Nowadays China is undergoing an unprecedented process of urbanization and millions of people move every year from the countryside to the more developed coastal regions. In order to release the pressure of such migration on the already saturated metropolitan areas, the central government has planned to create as many as twenty new cities every year. This drastic transformation of the territory offers a unique combination of problems and opportunities. Refusing a mediation with the forces that drive the urbanization would be quite a conservative and unproductive form of resistance. The capitalist logic of profit cannot be totally denied, but the social and environmental effects of the urban transformation should be put into the picture and evaluated as part of the overall balance. Through a systematic analysis of the costs of urbanization, this project aims to demonstrate that a design based on the specificity of the local morphology, the optimization of the natural systems and a resilient phasing strategy can be a viable economic investment while avoiding at the same time the total annihilation of the local identity, so often associated to globalized market-driven developments.

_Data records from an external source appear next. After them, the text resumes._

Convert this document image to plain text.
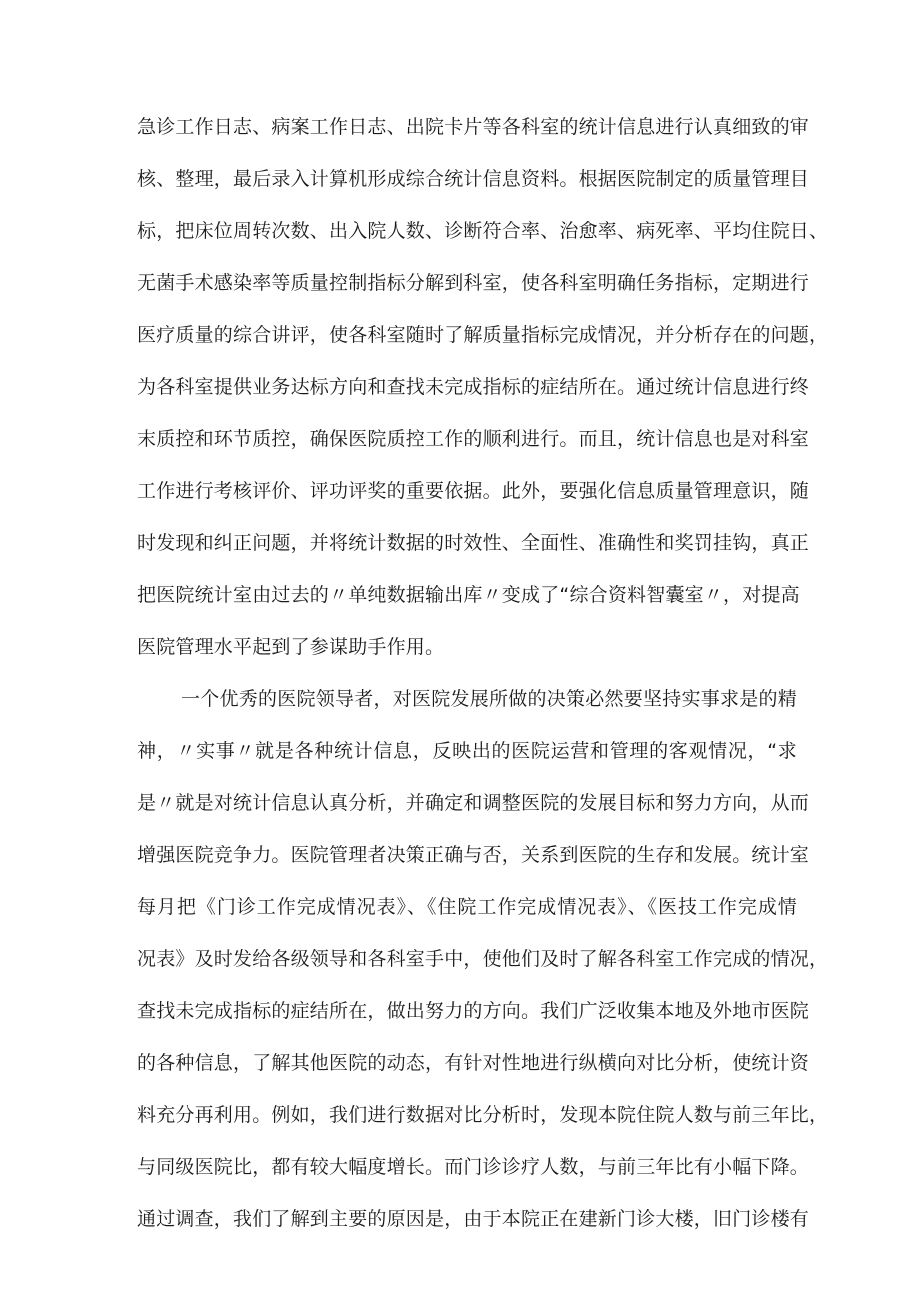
急诊工作日志、病案工作日志、出院卡片等各科室的统计信息进行认真细致的审
核、整理，最后录入计算机形成综合统计信息资料。根据医院制定的质量管理目
标，把床位周转次数、出入院人数、诊断符合率、治愈率、病死率、平均住院日、
无菌手术感染率等质量控制指标分解到科室，使各科室明确任务指标，定期进行
医疗质量的综合讲评，使各科室随时了解质量指标完成情况，并分析存在的问题，
为各科室提供业务达标方向和查找未完成指标的症结所在。通过统计信息进行终
末质控和环节质控，确保医院质控工作的顺利进行。而且，统计信息也是对科室
工作进行考核评价、评功评奖的重要依据。此外，要强化信息质量管理意识，随
时发现和纠正问题，并将统计数据的时效性、全面性、准确性和奖罚挂钩，真正
把医院统计室由过去的〃单纯数据输出库〃变成了“综合资料智囊室〃，对提高
医院管理水平起到了参谋助手作用。
一个优秀的医院领导者，对医院发展所做的决策必然要坚持实事求是的精
神，〃实事〃就是各种统计信息，反映出的医院运营和管理的客观情况，“求
是〃就是对统计信息认真分析，并确定和调整医院的发展目标和努力方向，从而
增强医院竞争力。医院管理者决策正确与否，关系到医院的生存和发展。统计室
每月把《门诊工作完成情况表》、《住院工作完成情况表》、《医技工作完成情
况表》及时发给各级领导和各科室手中，使他们及时了解各科室工作完成的情况，
查找未完成指标的症结所在，做出努力的方向。我们广泛收集本地及外地市医院
的各种信息，了解其他医院的动态，有针对性地进行纵横向对比分析，使统计资
料充分再利用。例如，我们进行数据对比分析时，发现本院住院人数与前三年比，
与同级医院比，都有较大幅度增长。而门诊诊疗人数，与前三年比有小幅下降。
通过调查，我们了解到主要的原因是，由于本院正在建新门诊大楼，旧门诊楼有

Lingang was planned as part of the 1966 plan for the regional expansion of Shanghai, on an area of reclaimed land on the head of the Yangtze River Delta, with the goal of housing up to 800,000 inhabitants by 2020. The original masterplan, organized in a very rigid geometrical fashion, does not take into account two important elements of the site: the existence of a consolidated pattern of linear villages along agricultural canals - which are very valuable not only for their architectural and environmental beauty, but also for their strong social identity - and the presence of the sea, with its ecology based on tidal dynamics. The creation of big mono-functional blocks and a low-density urban fabric produce high costs of urbanization and force the full implementation of the infrastructure at first, making the project functionally and economically inefficient. Furthermore, the newly reclaimed area lacks any topographic differentiation that could help its drainage and dangerously relies only on underground piping to expel the water that comes from the canals, creating potential problems of stormwater flooding during the wet season.
By reconsidering all the economic and ecological variables of the original masterplan, our design aims to create a more dynamic system based on a new coastline that reconciles the natural ecologies with the new urban activities and the creation of multifunctional clusters that can more efficiently adjust to the future changes in the growth of the city. On the one hand, a higher density scheme meets the goals of the original masterplan while allowing the preservation of the existing linear villages, on the other hand, the solution to the insufficient draining capacity of the terrain gives the opportunity to create a new network of canals and water bodies that organize and structure the urban fabric, becoming a crucial element of the public space. Finally, the new design maximizes the coastline and creates a multifunctional water interface, generating a higher land value that can at least partially compensate the costs of the dredging and earthwork needed, making the project economically sound.